Hot favourite to win big this year is 12 Years A Slave, which is up for Best Film, Best Adapted Screenplay (John Ridley), Best Actor (Chiwetel Ejiofor), Best Music (Hans Zimmer), and other gongs including Best Cinematography. However, the likes of American Hustle and Captain Phillips could give Steve McQueen’s drama a run for its money.

There’s no shortage of quality in the Outstanding British Film section either. Alfonso Cuaron’s sci-fi blockbuster Gravity is up against Clio Barnard’s award-winner The Selfish Giant, as well as biopics Mandela: Long Walk To Freedom; drama Philomena, which was co-written by Steve Coogan; Ron Howard’s James Hunt/Niki Lauda drama Rush, and making-of-Mary-Poppins saga Saving Mr Banks. The latter was penned by Kelly Marcel, who is one of the names nominated for the Outstanding Debut Award, along with Colin Carberry and Glenn Patterson, the writers of much-loved music drama Good Vibrations.

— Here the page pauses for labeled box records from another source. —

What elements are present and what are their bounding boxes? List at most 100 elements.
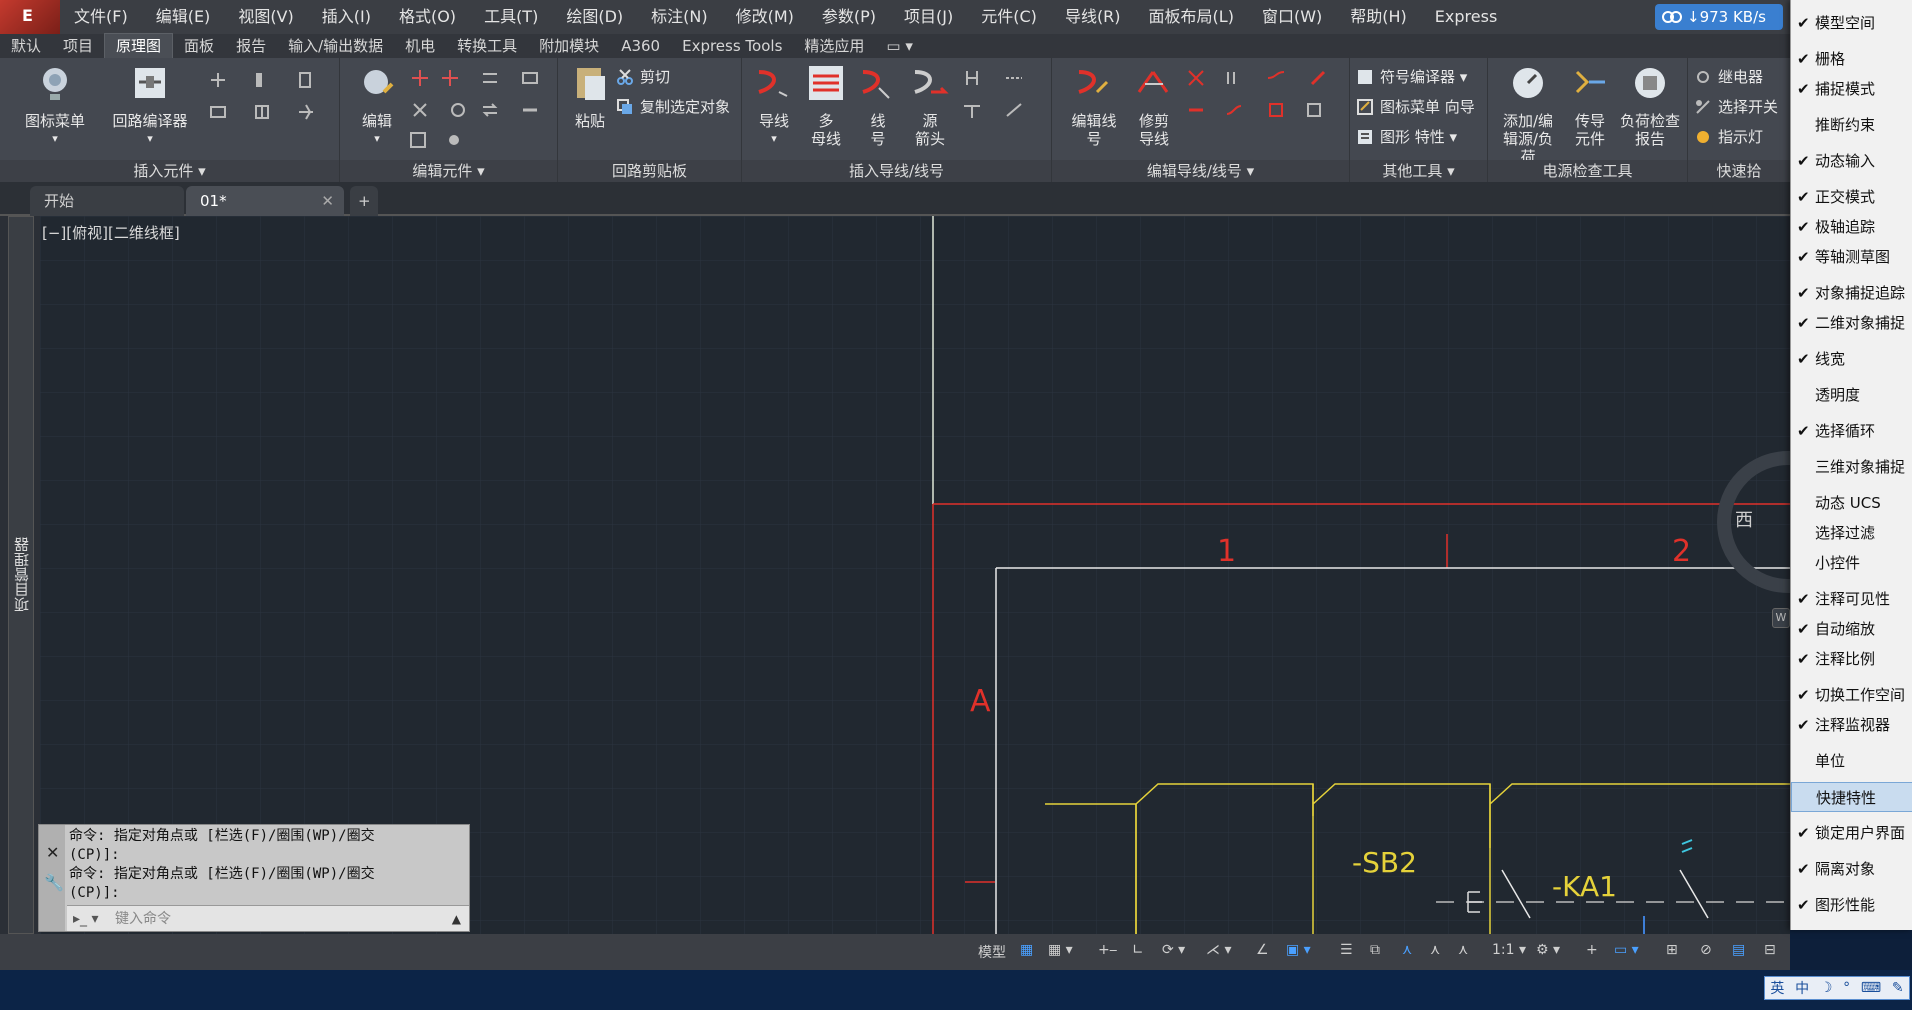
menu-item-toggle[interactable]: ✔ 图形性能 [1791, 890, 1912, 920]
object-snap-tracking-icon[interactable]: ∠ [1256, 942, 1269, 962]
menu-draw[interactable]: 绘图(D) [552, 0, 637, 34]
multi-bus-button[interactable]: 多母线 [804, 62, 848, 148]
insert-splice-icon[interactable] [296, 70, 316, 90]
wire-gap-icon[interactable] [1004, 100, 1024, 120]
app-logo[interactable]: E [0, 0, 60, 34]
tab-a360[interactable]: A360 [610, 34, 671, 58]
infer-constraints-icon[interactable]: +⎯ [1098, 942, 1117, 962]
network-speed-widget[interactable]: ↓973 KB/s [1655, 4, 1783, 30]
relay-button[interactable]: 继电器 [1694, 66, 1763, 87]
menu-view[interactable]: 视图(V) [224, 0, 307, 34]
menu-item-toggle[interactable]: ✔ 注释比例 [1791, 644, 1912, 674]
menu-item-toggle[interactable]: ✔ 对象捕捉追踪 [1791, 278, 1912, 308]
scoot-icon[interactable] [520, 68, 540, 88]
menu-item-toggle[interactable]: 单位 [1791, 746, 1912, 776]
toggle-wire-icon[interactable] [1224, 100, 1244, 120]
swap-icon[interactable] [480, 100, 500, 120]
menu-item-toggle[interactable]: ✔ 锁定用户界面 [1791, 818, 1912, 848]
ime-tools-icon[interactable]: ✎ [1892, 980, 1904, 996]
menu-item-toggle[interactable]: ✔ 选择循环 [1791, 416, 1912, 446]
ribbon-options-toggle[interactable]: ▭ ▾ [875, 34, 923, 58]
ime-keyboard-icon[interactable]: ⌨ [1861, 980, 1881, 996]
snap-icon[interactable]: ▦ ▾ [1048, 942, 1073, 962]
tab-reports[interactable]: 报告 [225, 34, 277, 58]
ortho-icon[interactable]: ∟ [1132, 942, 1144, 962]
circuit-builder-button[interactable]: 回路编译器 ▾ [108, 62, 192, 148]
menu-item-toggle[interactable]: 选择过滤 [1791, 518, 1912, 548]
ladder-icon[interactable] [962, 68, 982, 88]
menu-tools[interactable]: 工具(T) [470, 0, 552, 34]
trim-wire-button[interactable]: 修剪 导线 [1130, 62, 1178, 148]
annotation-scale-dropdown[interactable]: 1:1 ▾ [1492, 942, 1526, 962]
menu-item-toggle[interactable]: ✔ 捕捉模式 [1791, 74, 1912, 104]
lineweight-icon[interactable]: ☰ [1340, 942, 1353, 962]
menu-item-toggle[interactable]: 动态 UCS [1791, 488, 1912, 518]
tab-panel[interactable]: 面板 [173, 34, 225, 58]
swap-wire-icon[interactable] [1304, 100, 1324, 120]
menu-item-toggle[interactable]: 小控件 [1791, 548, 1912, 578]
command-window-handle[interactable]: ✕ 🔧 [39, 825, 65, 931]
ime-punctuation-icon[interactable]: ° [1843, 980, 1850, 996]
edit-button[interactable]: 编辑 ▾ [352, 62, 402, 148]
polar-tracking-icon[interactable]: ⟳ ▾ [1162, 942, 1185, 962]
transparency-icon[interactable]: ⧉ [1370, 942, 1380, 962]
menu-help[interactable]: 帮助(H) [1336, 0, 1421, 34]
tab-express-tools[interactable]: Express Tools [671, 34, 793, 58]
wire-color-icon[interactable] [1308, 68, 1328, 88]
insert-component-small-icon[interactable] [208, 70, 228, 90]
menu-item-toggle[interactable]: ✔ 切换工作空间 [1791, 680, 1912, 710]
tab-project[interactable]: 项目 [52, 34, 104, 58]
delete-wire-number-icon[interactable] [1186, 68, 1206, 88]
insert-plc-icon[interactable] [296, 102, 316, 122]
delete-component-icon[interactable] [410, 100, 430, 120]
edit-wire-number-button[interactable]: 编辑线号 [1066, 62, 1122, 148]
tab-drawing-01[interactable]: 01* ✕ [186, 186, 344, 216]
menu-file[interactable]: 文件(F) [60, 0, 142, 34]
load-check-report-button[interactable]: 负荷检查 报告 [1616, 62, 1684, 148]
ime-english-icon[interactable]: 英 [1770, 978, 1784, 998]
menu-item-toggle[interactable]: ✔ 注释监视器 [1791, 710, 1912, 740]
wrench-icon[interactable]: 🔧 [44, 873, 64, 892]
menu-item-toggle[interactable]: ✔ 注释可见性 [1791, 584, 1912, 614]
quick-properties-icon[interactable]: ⊞ [1666, 942, 1678, 962]
menu-item-toggle[interactable]: ✔ 线宽 [1791, 344, 1912, 374]
isolate-objects-icon[interactable]: ⊘ [1700, 942, 1712, 962]
close-icon[interactable]: ✕ [46, 843, 59, 862]
insert-connector-icon[interactable] [252, 70, 272, 90]
tab-electromechanical[interactable]: 机电 [394, 34, 446, 58]
panel-insert-components-title[interactable]: 插入元件 ▾ [0, 160, 339, 182]
menu-parametric[interactable]: 参数(P) [808, 0, 890, 34]
menu-item-toggle[interactable]: ✔ 模型空间 [1791, 8, 1912, 38]
menu-item-toggle[interactable]: ✔ 动态输入 [1791, 146, 1912, 176]
wcs-menu-icon[interactable]: W [1772, 608, 1790, 628]
tab-default[interactable]: 默认 [0, 34, 52, 58]
viewport-controls[interactable]: [−][俯视][二维线框] [42, 222, 180, 243]
object-snap-icon[interactable]: ▣ ▾ [1286, 942, 1311, 962]
menu-wires[interactable]: 导线(R) [1051, 0, 1135, 34]
menu-item-toggle[interactable]: ✔ 极轴追踪 [1791, 212, 1912, 242]
paste-button[interactable]: 粘贴 [568, 62, 612, 130]
attribute-icon[interactable] [408, 130, 428, 150]
drawing-properties-button[interactable]: 图形 特性 ▾ [1356, 126, 1457, 147]
close-tab-icon[interactable]: ✕ [321, 186, 334, 216]
copy-selected-button[interactable]: 复制选定对象 [616, 96, 730, 117]
insert-panel-icon[interactable] [252, 102, 272, 122]
menu-edit[interactable]: 编辑(E) [142, 0, 225, 34]
toggle-no-nc-icon[interactable] [444, 130, 464, 150]
menu-item-toggle[interactable]: ✔ 栅格 [1791, 44, 1912, 74]
tab-start[interactable]: 开始 [30, 186, 184, 216]
source-arrow-button[interactable]: 源箭头 [908, 62, 952, 148]
menu-express[interactable]: Express [1421, 0, 1511, 34]
annotation-scale-icon[interactable]: ⋏ [1458, 942, 1468, 962]
units-icon[interactable]: ▭ ▾ [1614, 942, 1639, 962]
cut-button[interactable]: 剪切 [616, 66, 670, 87]
model-space-button[interactable]: 模型 [978, 942, 1006, 962]
stretch-wire-icon[interactable] [1266, 68, 1286, 88]
copy-component-icon[interactable] [440, 68, 460, 88]
move-component-icon[interactable] [410, 68, 430, 88]
panel-edit-components-title[interactable]: 编辑元件 ▾ [340, 160, 557, 182]
wire-tee-icon[interactable] [962, 100, 982, 120]
tab-conversion[interactable]: 转换工具 [446, 34, 528, 58]
menu-panel-layout[interactable]: 面板布局(L) [1135, 0, 1248, 34]
graphics-performance-icon[interactable]: ▤ [1732, 942, 1745, 962]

There’s a strong chance Gravity will romp home with Best Visual Effects, though Iron Man 3, Pacific Rim and Star Trek Into Darkness all delivered some eye-popping visuals in 2013; fellow contender The Hobbit: The Desolation of Smaug was also dazzling - in places.

We have no idea who will win what, but we can tell you that Helen Mirren will be picking up the Bafta Fellowship award for her impressive body of work.

As ever there will be a tribute to some of the great film-makers and stars we lost over the past year, including the much-missed Peter O’Toole, Phillip Seymour Hoffman, Mel Smith and James Gandolfini.

Host Stephen Fry (one of the best things about the aforementioned Hobbit sequel) will be guiding us through the proceedings from the Royal Opera House in London’s Covent Garden.

This is his ninth time fronting the bash, and the fact last year’s show was one of the highest rated since 2004 means he must be doing something right.

“I am really thrilled and honoured to have been asked to host the EE British Academy Film Awards again,” he remarks.

Despite always suffering from nerves before such a prestigious event, and being terrified that something will go wrong and he’ll make a fool of himself, Fry looks forward to this annual event as much as any movie lover because he’s so passionate about the medium.

“Film is one of the arts that most spreads the essence of our identity around the world,” he explains. “Our admiration and appreciation of global film-making ensures that the EE British Academy Film Awards sit comfortably on the world stage of film awards events honouring the best of the best.”

So plump up the cushions, charge your glasses and settle down for one of the most star-studded nights in the showbiz calendar.